Sartor explains that the consolidation of very-low-risk patients into the broader low-risk (Gleason 6) category reflects an evolving clinical acceptance of active surveillance for this group as a whole. He emphasizes that surveillance decisions are inherently nuanced, driven by patient age and comorbidity burden. What is appropriate for a 45-year-old with no significant comorbidities may not be the right approach for a 75-year-old with declining functional status—and the guidelines now better capture this reality by moving away from overly granular risk stratification at the low end of the spectrum.

On the topic of molecular testing and PARP inhibitors, Sartor underscores the significant evolution that clinicians must now incorporate genetic testing for homologous recombination repair (HRR) defects—particularly BRCA1 and BRCA2 mutations—at the time of metastatic hormone-sensitive disease diagnosis, not just in the castration-resistant setting. The AMPLITUDE trial demonstrated the benefit of niraparib in hormone-sensitive patients with these mutations, making earlier testing not just preferable but necessary for appropriate treatment selection.

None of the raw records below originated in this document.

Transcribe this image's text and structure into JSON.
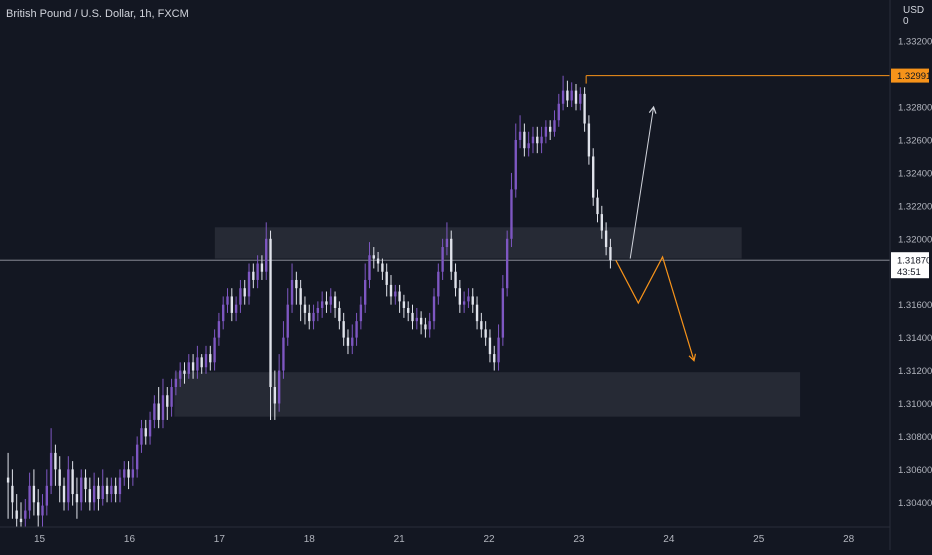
{
  "title": "British Pound / U.S. Dollar, 1h, FXCM",
  "currency": "USD",
  "currency_suffix": "0",
  "colors": {
    "background": "#131722",
    "bull": "#7e57c2",
    "bear": "#e0e3eb",
    "orange": "#f7931a",
    "grid_text": "#b2b5be",
    "zone": "#363a45"
  },
  "price_tag": {
    "high": "1.32991",
    "last": "1.31870",
    "countdown": "43:51"
  },
  "chart_data": {
    "type": "candlestick",
    "ylim": [
      1.3025,
      1.3345
    ],
    "y_ticks": [
      "1.33200",
      "1.32800",
      "1.32600",
      "1.32400",
      "1.32200",
      "1.32000",
      "1.31600",
      "1.31400",
      "1.31200",
      "1.31000",
      "1.30800",
      "1.30600",
      "1.30400"
    ],
    "y_tick_values": [
      1.332,
      1.328,
      1.326,
      1.324,
      1.322,
      1.32,
      1.316,
      1.314,
      1.312,
      1.31,
      1.308,
      1.306,
      1.304
    ],
    "x_ticks": [
      "15",
      "16",
      "17",
      "18",
      "21",
      "22",
      "23",
      "24",
      "25",
      "28"
    ],
    "x_tick_days": [
      1,
      2,
      3,
      4,
      5,
      6,
      7,
      8,
      9,
      10
    ],
    "x_range_days": [
      0.56,
      10.46
    ],
    "high_line_price": 1.32991,
    "last_price": 1.3187,
    "zones": [
      {
        "name": "resistance-zone",
        "day_start": 2.95,
        "day_end": 8.81,
        "price_top": 1.3207,
        "price_bottom": 1.3188
      },
      {
        "name": "support-zone",
        "day_start": 2.5,
        "day_end": 9.46,
        "price_top": 1.3119,
        "price_bottom": 1.3092
      }
    ],
    "projection_up": [
      [
        7.57,
        1.3188
      ],
      [
        7.83,
        1.328
      ]
    ],
    "projection_down": [
      [
        7.41,
        1.3187
      ],
      [
        7.66,
        1.3161
      ],
      [
        7.93,
        1.3189
      ],
      [
        8.28,
        1.3126
      ]
    ],
    "candles": [
      [
        1.3055,
        1.3052,
        1.307,
        1.303
      ],
      [
        1.305,
        1.304,
        1.306,
        1.303
      ],
      [
        1.3035,
        1.303,
        1.3045,
        1.3025
      ],
      [
        1.303,
        1.3028,
        1.304,
        1.3025
      ],
      [
        1.303,
        1.3035,
        1.3042,
        1.3025
      ],
      [
        1.3035,
        1.305,
        1.3058,
        1.303
      ],
      [
        1.305,
        1.304,
        1.306,
        1.3032
      ],
      [
        1.304,
        1.3032,
        1.3048,
        1.3025
      ],
      [
        1.3032,
        1.3038,
        1.3045,
        1.3025
      ],
      [
        1.3038,
        1.305,
        1.306,
        1.3032
      ],
      [
        1.305,
        1.307,
        1.3085,
        1.3045
      ],
      [
        1.307,
        1.306,
        1.3075,
        1.305
      ],
      [
        1.306,
        1.305,
        1.3068,
        1.304
      ],
      [
        1.305,
        1.304,
        1.3055,
        1.3035
      ],
      [
        1.304,
        1.306,
        1.3068,
        1.3035
      ],
      [
        1.306,
        1.3045,
        1.3065,
        1.3038
      ],
      [
        1.3045,
        1.304,
        1.3055,
        1.303
      ],
      [
        1.304,
        1.3055,
        1.306,
        1.3035
      ],
      [
        1.3055,
        1.3048,
        1.306,
        1.304
      ],
      [
        1.3048,
        1.304,
        1.3055,
        1.3035
      ],
      [
        1.304,
        1.305,
        1.3058,
        1.3035
      ],
      [
        1.305,
        1.3042,
        1.3055,
        1.3035
      ],
      [
        1.3042,
        1.305,
        1.306,
        1.3038
      ],
      [
        1.305,
        1.3045,
        1.3055,
        1.304
      ],
      [
        1.3045,
        1.305,
        1.3055,
        1.304
      ],
      [
        1.305,
        1.3045,
        1.3055,
        1.304
      ],
      [
        1.3045,
        1.3055,
        1.306,
        1.304
      ],
      [
        1.3055,
        1.306,
        1.3065,
        1.305
      ],
      [
        1.306,
        1.3055,
        1.3065,
        1.3048
      ],
      [
        1.3055,
        1.306,
        1.3068,
        1.305
      ],
      [
        1.306,
        1.3075,
        1.308,
        1.3055
      ],
      [
        1.3075,
        1.3085,
        1.309,
        1.307
      ],
      [
        1.3085,
        1.308,
        1.309,
        1.3075
      ],
      [
        1.308,
        1.309,
        1.3095,
        1.3075
      ],
      [
        1.309,
        1.31,
        1.3105,
        1.3085
      ],
      [
        1.31,
        1.309,
        1.311,
        1.3085
      ],
      [
        1.309,
        1.3105,
        1.3115,
        1.3085
      ],
      [
        1.3105,
        1.3098,
        1.311,
        1.309
      ],
      [
        1.3098,
        1.311,
        1.3115,
        1.3092
      ],
      [
        1.311,
        1.3115,
        1.312,
        1.3105
      ],
      [
        1.3115,
        1.312,
        1.3125,
        1.311
      ],
      [
        1.312,
        1.3118,
        1.3125,
        1.3112
      ],
      [
        1.3118,
        1.3125,
        1.313,
        1.3115
      ],
      [
        1.3125,
        1.312,
        1.313,
        1.3115
      ],
      [
        1.312,
        1.3128,
        1.3135,
        1.3115
      ],
      [
        1.3128,
        1.3122,
        1.313,
        1.3118
      ],
      [
        1.3122,
        1.313,
        1.3135,
        1.3118
      ],
      [
        1.313,
        1.3125,
        1.3135,
        1.312
      ],
      [
        1.3125,
        1.314,
        1.3145,
        1.312
      ],
      [
        1.314,
        1.315,
        1.3155,
        1.3135
      ],
      [
        1.315,
        1.316,
        1.3165,
        1.3145
      ],
      [
        1.316,
        1.3165,
        1.317,
        1.3155
      ],
      [
        1.3165,
        1.3155,
        1.317,
        1.315
      ],
      [
        1.3155,
        1.316,
        1.3165,
        1.315
      ],
      [
        1.316,
        1.317,
        1.3175,
        1.3155
      ],
      [
        1.317,
        1.3165,
        1.3175,
        1.316
      ],
      [
        1.3165,
        1.318,
        1.3185,
        1.316
      ],
      [
        1.318,
        1.3175,
        1.3185,
        1.317
      ],
      [
        1.3175,
        1.3185,
        1.319,
        1.317
      ],
      [
        1.3185,
        1.318,
        1.319,
        1.3175
      ],
      [
        1.318,
        1.32,
        1.321,
        1.3175
      ],
      [
        1.32,
        1.311,
        1.3205,
        1.309
      ],
      [
        1.311,
        1.31,
        1.312,
        1.309
      ],
      [
        1.31,
        1.312,
        1.313,
        1.3095
      ],
      [
        1.312,
        1.314,
        1.315,
        1.3115
      ],
      [
        1.314,
        1.316,
        1.317,
        1.3135
      ],
      [
        1.316,
        1.3175,
        1.3185,
        1.3155
      ],
      [
        1.3175,
        1.317,
        1.318,
        1.316
      ],
      [
        1.317,
        1.316,
        1.3175,
        1.315
      ],
      [
        1.316,
        1.3155,
        1.3165,
        1.3148
      ],
      [
        1.3155,
        1.315,
        1.316,
        1.3145
      ],
      [
        1.315,
        1.3155,
        1.316,
        1.3145
      ],
      [
        1.3155,
        1.3158,
        1.3162,
        1.315
      ],
      [
        1.3158,
        1.3162,
        1.3168,
        1.3152
      ],
      [
        1.3162,
        1.316,
        1.3168,
        1.3155
      ],
      [
        1.316,
        1.3165,
        1.317,
        1.3155
      ],
      [
        1.3165,
        1.3158,
        1.3168,
        1.3152
      ],
      [
        1.3158,
        1.315,
        1.3162,
        1.3145
      ],
      [
        1.315,
        1.314,
        1.3155,
        1.3135
      ],
      [
        1.314,
        1.3135,
        1.3145,
        1.313
      ],
      [
        1.3135,
        1.314,
        1.3148,
        1.313
      ],
      [
        1.314,
        1.315,
        1.3155,
        1.3135
      ],
      [
        1.315,
        1.316,
        1.3165,
        1.3145
      ],
      [
        1.316,
        1.3175,
        1.3185,
        1.3155
      ],
      [
        1.3175,
        1.319,
        1.3198,
        1.317
      ],
      [
        1.319,
        1.3188,
        1.3195,
        1.3182
      ],
      [
        1.3188,
        1.3185,
        1.3192,
        1.318
      ],
      [
        1.3185,
        1.318,
        1.3188,
        1.3175
      ],
      [
        1.318,
        1.3172,
        1.3185,
        1.3165
      ],
      [
        1.3172,
        1.3165,
        1.3178,
        1.316
      ],
      [
        1.3165,
        1.3168,
        1.3172,
        1.316
      ],
      [
        1.3168,
        1.3162,
        1.3172,
        1.3155
      ],
      [
        1.3162,
        1.3158,
        1.3166,
        1.3152
      ],
      [
        1.3158,
        1.3155,
        1.3162,
        1.315
      ],
      [
        1.3155,
        1.315,
        1.316,
        1.3145
      ],
      [
        1.315,
        1.3152,
        1.3158,
        1.3145
      ],
      [
        1.3152,
        1.3148,
        1.3156,
        1.3142
      ],
      [
        1.3148,
        1.3145,
        1.3152,
        1.314
      ],
      [
        1.3145,
        1.315,
        1.3155,
        1.314
      ],
      [
        1.315,
        1.3165,
        1.317,
        1.3145
      ],
      [
        1.3165,
        1.318,
        1.3185,
        1.316
      ],
      [
        1.318,
        1.3195,
        1.32,
        1.3175
      ],
      [
        1.3195,
        1.32,
        1.321,
        1.319
      ],
      [
        1.32,
        1.318,
        1.3205,
        1.3175
      ],
      [
        1.318,
        1.317,
        1.3185,
        1.3165
      ],
      [
        1.317,
        1.316,
        1.3175,
        1.3155
      ],
      [
        1.316,
        1.3162,
        1.3168,
        1.3155
      ],
      [
        1.3162,
        1.3165,
        1.317,
        1.3158
      ],
      [
        1.3165,
        1.316,
        1.317,
        1.3155
      ],
      [
        1.316,
        1.315,
        1.3165,
        1.3145
      ],
      [
        1.315,
        1.3145,
        1.3155,
        1.314
      ],
      [
        1.3145,
        1.314,
        1.315,
        1.3135
      ],
      [
        1.314,
        1.313,
        1.3145,
        1.3125
      ],
      [
        1.313,
        1.3125,
        1.3135,
        1.312
      ],
      [
        1.3125,
        1.314,
        1.3148,
        1.312
      ],
      [
        1.314,
        1.317,
        1.3178,
        1.3135
      ],
      [
        1.317,
        1.32,
        1.3205,
        1.3165
      ],
      [
        1.32,
        1.323,
        1.324,
        1.3195
      ],
      [
        1.323,
        1.326,
        1.327,
        1.3225
      ],
      [
        1.326,
        1.3265,
        1.3275,
        1.3255
      ],
      [
        1.3265,
        1.3255,
        1.327,
        1.325
      ],
      [
        1.3255,
        1.3258,
        1.3265,
        1.325
      ],
      [
        1.3258,
        1.3262,
        1.3268,
        1.3252
      ],
      [
        1.3262,
        1.3258,
        1.3268,
        1.3252
      ],
      [
        1.3258,
        1.3262,
        1.3268,
        1.3252
      ],
      [
        1.3262,
        1.3268,
        1.3272,
        1.3258
      ],
      [
        1.3268,
        1.3265,
        1.3272,
        1.326
      ],
      [
        1.3265,
        1.3272,
        1.3278,
        1.3262
      ],
      [
        1.3272,
        1.3282,
        1.3288,
        1.3268
      ],
      [
        1.3282,
        1.329,
        1.3299,
        1.3278
      ],
      [
        1.329,
        1.3284,
        1.3296,
        1.328
      ],
      [
        1.3284,
        1.329,
        1.3295,
        1.328
      ],
      [
        1.329,
        1.3282,
        1.3294,
        1.3278
      ],
      [
        1.3282,
        1.3288,
        1.3292,
        1.3278
      ],
      [
        1.3288,
        1.327,
        1.3292,
        1.3265
      ],
      [
        1.327,
        1.325,
        1.3275,
        1.3245
      ],
      [
        1.325,
        1.3225,
        1.3255,
        1.322
      ],
      [
        1.3225,
        1.3215,
        1.323,
        1.321
      ],
      [
        1.3215,
        1.3205,
        1.322,
        1.32
      ],
      [
        1.3205,
        1.3195,
        1.321,
        1.319
      ],
      [
        1.3195,
        1.3187,
        1.32,
        1.3182
      ]
    ]
  }
}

This represents a meaningful expansion of precision oncology earlier in the prostate cancer treatment pathway, with direct implications for how oncologists approach newly diagnosed metastatic disease. The shift underscores a broader theme in the 2026 guidelines: genetic characterization of a patient's tumor should begin at the outset of advanced disease management, not as an afterthought when earlier lines of therapy have been exhausted.